Following this approach, three system characteristics were selected to look for anomalies: list of files, list of listening services and list of processes. To automate the task, a python tool was written, as detailed on the next section.
After testing the approach by issuing isolated remote “find” and “grep” commands, and validating that uncommon characteristics would pop up, it was time to put all the pieces together.
First, Distinct, as we named the tool, receives a list of servers as input and performs the following information gathering tasks through remote SSH command execution:
- With “find”, it lists file paths to be compared. It supports a time range filter based on creation and modification file time;
- With “ps”, it lists all running applications and its parameters;
- With “netstat”, it lists all listening network ports on the server;
- As “find”, “ps” and “netstat” commands may have been modified by an attacker, there is another option to compare the tools hashes among servers – following the same approach;
- Additionally, the user may give a whitelist parameter with a list of words that should be excluded from comparison. It is useful to avoid file names naturally different among servers (i.e.: access.log.2017100301.gz into the /var/log path).
Then, it basically compares the results by sorting the lists and counting the items (file paths, listening services and running applications) repetitions. The items with a repetition count smaller them the number of compared servers, indicates that a given item is anomalous and, thus, must be investigated. For example, a file like /var/www/a.php present in one of, let’s say, 100 servers will have a count of 1 and, therefore, will appear on the output. The same will occur for uncommon listening services and processes.
See below distinct.py first version’s supported parameters:
$ python distinct.py -h
usage: distinct [-h] -f F [-k K] -u U [-o O] [--files] [--path PATH]
[--startDate STARTDATE] [--endDate ENDDATE] [--listening]
[--proc] [--criticalbin] [--whitelist WHITELIST] [--sudo]
-f <F>: F is path of the file with the list of servers to be analyzed;
-k <K>: K is the path of the private key for the SSH public key authentication;
-u <U>: U is the username to be used on the SSH connection;
-o <O>: Optional output path.

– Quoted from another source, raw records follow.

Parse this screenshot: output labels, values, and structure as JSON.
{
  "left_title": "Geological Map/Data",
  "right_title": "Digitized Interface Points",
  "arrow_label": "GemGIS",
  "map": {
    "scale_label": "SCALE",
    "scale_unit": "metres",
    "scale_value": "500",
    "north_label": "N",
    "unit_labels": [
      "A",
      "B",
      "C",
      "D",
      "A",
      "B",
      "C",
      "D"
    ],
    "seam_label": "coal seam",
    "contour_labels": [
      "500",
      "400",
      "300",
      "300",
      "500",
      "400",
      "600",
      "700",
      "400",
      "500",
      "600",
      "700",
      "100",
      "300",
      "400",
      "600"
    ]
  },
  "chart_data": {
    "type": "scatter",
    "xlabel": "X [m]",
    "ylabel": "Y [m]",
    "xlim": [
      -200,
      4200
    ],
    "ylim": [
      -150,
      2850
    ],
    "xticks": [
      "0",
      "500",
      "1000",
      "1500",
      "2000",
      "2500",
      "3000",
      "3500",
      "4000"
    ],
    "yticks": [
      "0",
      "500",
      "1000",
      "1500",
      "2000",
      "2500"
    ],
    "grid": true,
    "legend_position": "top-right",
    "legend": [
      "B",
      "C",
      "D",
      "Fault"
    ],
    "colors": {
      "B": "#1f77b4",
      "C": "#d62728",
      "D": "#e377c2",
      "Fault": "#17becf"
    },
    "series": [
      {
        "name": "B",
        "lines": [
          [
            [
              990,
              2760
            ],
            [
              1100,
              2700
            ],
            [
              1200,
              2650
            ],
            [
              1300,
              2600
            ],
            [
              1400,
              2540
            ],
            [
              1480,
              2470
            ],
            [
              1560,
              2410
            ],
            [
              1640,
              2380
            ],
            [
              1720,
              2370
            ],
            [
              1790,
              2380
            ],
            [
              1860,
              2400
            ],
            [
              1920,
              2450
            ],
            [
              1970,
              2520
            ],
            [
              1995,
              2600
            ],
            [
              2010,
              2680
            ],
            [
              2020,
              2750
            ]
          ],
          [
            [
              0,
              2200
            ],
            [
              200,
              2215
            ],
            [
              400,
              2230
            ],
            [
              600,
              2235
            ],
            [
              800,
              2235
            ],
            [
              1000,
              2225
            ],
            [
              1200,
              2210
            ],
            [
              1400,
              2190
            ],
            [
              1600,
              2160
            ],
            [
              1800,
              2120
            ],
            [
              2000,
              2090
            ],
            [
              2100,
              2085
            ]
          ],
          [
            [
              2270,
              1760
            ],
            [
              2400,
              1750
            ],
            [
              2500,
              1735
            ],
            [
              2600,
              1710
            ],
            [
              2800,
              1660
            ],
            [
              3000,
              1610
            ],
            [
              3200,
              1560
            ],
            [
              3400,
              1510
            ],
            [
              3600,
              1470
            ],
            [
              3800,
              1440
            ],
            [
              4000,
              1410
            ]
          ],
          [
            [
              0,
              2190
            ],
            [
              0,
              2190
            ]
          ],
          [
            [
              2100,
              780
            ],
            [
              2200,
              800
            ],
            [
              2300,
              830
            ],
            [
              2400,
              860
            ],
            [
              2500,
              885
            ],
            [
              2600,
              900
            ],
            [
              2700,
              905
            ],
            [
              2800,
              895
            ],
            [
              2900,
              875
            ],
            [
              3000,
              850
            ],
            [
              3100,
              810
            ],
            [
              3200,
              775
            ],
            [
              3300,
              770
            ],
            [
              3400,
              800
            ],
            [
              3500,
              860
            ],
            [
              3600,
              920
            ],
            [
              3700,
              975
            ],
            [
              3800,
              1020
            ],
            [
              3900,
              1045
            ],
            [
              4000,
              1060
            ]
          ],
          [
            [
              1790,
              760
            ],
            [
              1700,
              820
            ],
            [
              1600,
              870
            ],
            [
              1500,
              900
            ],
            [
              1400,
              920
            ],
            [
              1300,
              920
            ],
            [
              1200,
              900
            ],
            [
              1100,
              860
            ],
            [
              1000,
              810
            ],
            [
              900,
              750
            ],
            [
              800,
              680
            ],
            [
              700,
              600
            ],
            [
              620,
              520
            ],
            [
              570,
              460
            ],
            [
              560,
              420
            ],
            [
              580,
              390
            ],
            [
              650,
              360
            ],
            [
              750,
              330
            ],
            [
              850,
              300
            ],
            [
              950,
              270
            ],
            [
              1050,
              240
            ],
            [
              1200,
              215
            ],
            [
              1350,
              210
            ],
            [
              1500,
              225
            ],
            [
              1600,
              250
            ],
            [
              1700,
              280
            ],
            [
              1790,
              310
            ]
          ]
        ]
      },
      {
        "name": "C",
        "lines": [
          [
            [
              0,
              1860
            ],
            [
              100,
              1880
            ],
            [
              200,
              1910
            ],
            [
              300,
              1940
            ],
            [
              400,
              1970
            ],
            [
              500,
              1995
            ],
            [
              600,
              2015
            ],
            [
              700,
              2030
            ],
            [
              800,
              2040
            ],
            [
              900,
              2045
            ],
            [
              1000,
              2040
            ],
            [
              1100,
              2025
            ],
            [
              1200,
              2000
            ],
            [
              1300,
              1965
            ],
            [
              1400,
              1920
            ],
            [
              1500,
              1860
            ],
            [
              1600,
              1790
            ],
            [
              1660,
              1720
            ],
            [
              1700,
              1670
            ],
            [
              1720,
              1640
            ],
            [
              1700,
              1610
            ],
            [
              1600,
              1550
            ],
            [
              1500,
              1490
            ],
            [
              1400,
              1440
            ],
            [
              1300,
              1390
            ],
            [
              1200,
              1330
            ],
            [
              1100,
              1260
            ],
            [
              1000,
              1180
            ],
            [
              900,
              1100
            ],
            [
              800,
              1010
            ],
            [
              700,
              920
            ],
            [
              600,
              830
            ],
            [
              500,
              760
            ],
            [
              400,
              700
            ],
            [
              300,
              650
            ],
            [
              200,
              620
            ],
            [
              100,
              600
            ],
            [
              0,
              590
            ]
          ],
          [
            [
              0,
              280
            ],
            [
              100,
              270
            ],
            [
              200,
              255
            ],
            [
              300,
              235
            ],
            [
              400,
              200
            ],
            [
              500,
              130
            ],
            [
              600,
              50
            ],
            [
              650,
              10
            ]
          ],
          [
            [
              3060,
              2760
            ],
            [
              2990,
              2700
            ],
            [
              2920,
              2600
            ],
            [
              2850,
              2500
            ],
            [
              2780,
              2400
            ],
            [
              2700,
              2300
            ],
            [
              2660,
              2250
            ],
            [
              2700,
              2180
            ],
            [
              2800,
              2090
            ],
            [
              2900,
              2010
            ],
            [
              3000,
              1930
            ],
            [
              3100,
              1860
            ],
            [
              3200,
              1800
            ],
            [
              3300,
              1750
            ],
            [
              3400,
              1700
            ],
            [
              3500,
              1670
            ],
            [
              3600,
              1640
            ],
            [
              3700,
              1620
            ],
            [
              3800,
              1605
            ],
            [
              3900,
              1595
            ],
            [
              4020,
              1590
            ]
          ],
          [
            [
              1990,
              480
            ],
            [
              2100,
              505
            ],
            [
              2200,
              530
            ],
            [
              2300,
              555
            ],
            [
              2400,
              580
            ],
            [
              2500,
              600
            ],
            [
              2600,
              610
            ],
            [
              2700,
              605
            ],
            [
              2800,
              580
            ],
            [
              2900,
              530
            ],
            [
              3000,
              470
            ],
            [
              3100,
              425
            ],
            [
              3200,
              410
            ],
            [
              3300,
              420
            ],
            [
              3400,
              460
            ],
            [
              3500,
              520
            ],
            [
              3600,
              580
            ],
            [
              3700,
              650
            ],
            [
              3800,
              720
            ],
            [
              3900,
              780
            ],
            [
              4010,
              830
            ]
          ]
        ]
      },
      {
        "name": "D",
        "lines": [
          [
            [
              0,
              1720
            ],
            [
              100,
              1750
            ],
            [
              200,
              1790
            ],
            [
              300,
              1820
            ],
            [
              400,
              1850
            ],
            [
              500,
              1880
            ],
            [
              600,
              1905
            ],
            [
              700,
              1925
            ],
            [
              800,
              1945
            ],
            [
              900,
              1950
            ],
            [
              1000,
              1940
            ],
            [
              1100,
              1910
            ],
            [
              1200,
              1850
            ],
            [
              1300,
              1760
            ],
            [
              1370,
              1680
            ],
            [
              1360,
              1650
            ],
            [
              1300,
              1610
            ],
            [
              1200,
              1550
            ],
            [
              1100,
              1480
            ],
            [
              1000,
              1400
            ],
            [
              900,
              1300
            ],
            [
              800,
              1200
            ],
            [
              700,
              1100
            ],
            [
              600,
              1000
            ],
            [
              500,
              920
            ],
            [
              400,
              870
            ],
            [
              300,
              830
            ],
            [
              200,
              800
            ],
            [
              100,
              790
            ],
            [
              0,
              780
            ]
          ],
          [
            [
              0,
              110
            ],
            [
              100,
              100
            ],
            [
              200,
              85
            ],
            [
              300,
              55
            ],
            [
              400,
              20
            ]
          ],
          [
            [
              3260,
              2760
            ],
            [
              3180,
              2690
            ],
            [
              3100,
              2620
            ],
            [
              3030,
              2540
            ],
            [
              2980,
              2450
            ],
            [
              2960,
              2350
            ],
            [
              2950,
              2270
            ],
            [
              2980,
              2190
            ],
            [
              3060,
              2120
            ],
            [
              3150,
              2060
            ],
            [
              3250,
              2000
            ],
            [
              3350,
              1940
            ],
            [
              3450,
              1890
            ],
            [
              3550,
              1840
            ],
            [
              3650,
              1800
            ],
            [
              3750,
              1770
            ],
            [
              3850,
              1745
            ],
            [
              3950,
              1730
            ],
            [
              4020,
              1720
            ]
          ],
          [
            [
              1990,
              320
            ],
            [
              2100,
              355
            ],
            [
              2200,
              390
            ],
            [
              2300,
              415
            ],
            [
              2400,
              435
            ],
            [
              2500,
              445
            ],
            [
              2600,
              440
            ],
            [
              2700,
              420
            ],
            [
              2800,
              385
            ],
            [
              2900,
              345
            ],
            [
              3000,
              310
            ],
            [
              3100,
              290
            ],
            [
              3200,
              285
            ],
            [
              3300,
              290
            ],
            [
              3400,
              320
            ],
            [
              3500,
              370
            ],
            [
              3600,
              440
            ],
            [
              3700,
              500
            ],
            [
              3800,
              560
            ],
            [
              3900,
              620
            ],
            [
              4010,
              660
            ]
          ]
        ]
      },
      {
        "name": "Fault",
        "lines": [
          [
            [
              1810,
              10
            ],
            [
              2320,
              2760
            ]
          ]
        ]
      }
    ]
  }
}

The default is “output”;
--files: switch to enable file list comparison. It supports these option additional arguments:
--path: specify the find path (i.e: /var/www);
-- startDate and --endDate: accepts the time range filter based on the file time modification time;
--listening: switch to enable listening services comparison;
--proc: switch to enable proc list comparison;
--criticalbin: switch to enable critical binaries (find, ps and netstat) MD5 hash comparison;
--whitelist: a file with a wordlist (one per line) to be excluded from the comparisons.
--sudo: Use 'sudo' while executing commands on remote servers
Looking for uncommon files on a given path, created or modified on a given period, on a group of servers:
Figure 1: Looking for uncommon files among servers
The approach to use a group of similar servers as a baseline to detect outliers may be very useful (and was in our case) as a primary source of suspicious indicators to be considered while responding to an incident, especially when there isn’t a file integrity monitor or other HIDS features in place. However, it is important mentioning that having no indication of anomalous files or processes detected, does not mean that there is no breached server. An attacker may delete its track and/or use kernel level rootkits to hide processes from tools like “ps” and “netstat”– even the legitimate ones. There is another case where there are no outliers: all servers have been compromised the same way.
Aside those tricky scenarios, I hope the tool may be useful for other people within similar hunting scenarios or even for system administrators willing to find configuration errors on a bunch of servers.
Finally, the tool may be extended to support other comparisons, like system users and, who knows, a version to support analyzing Windows Servers.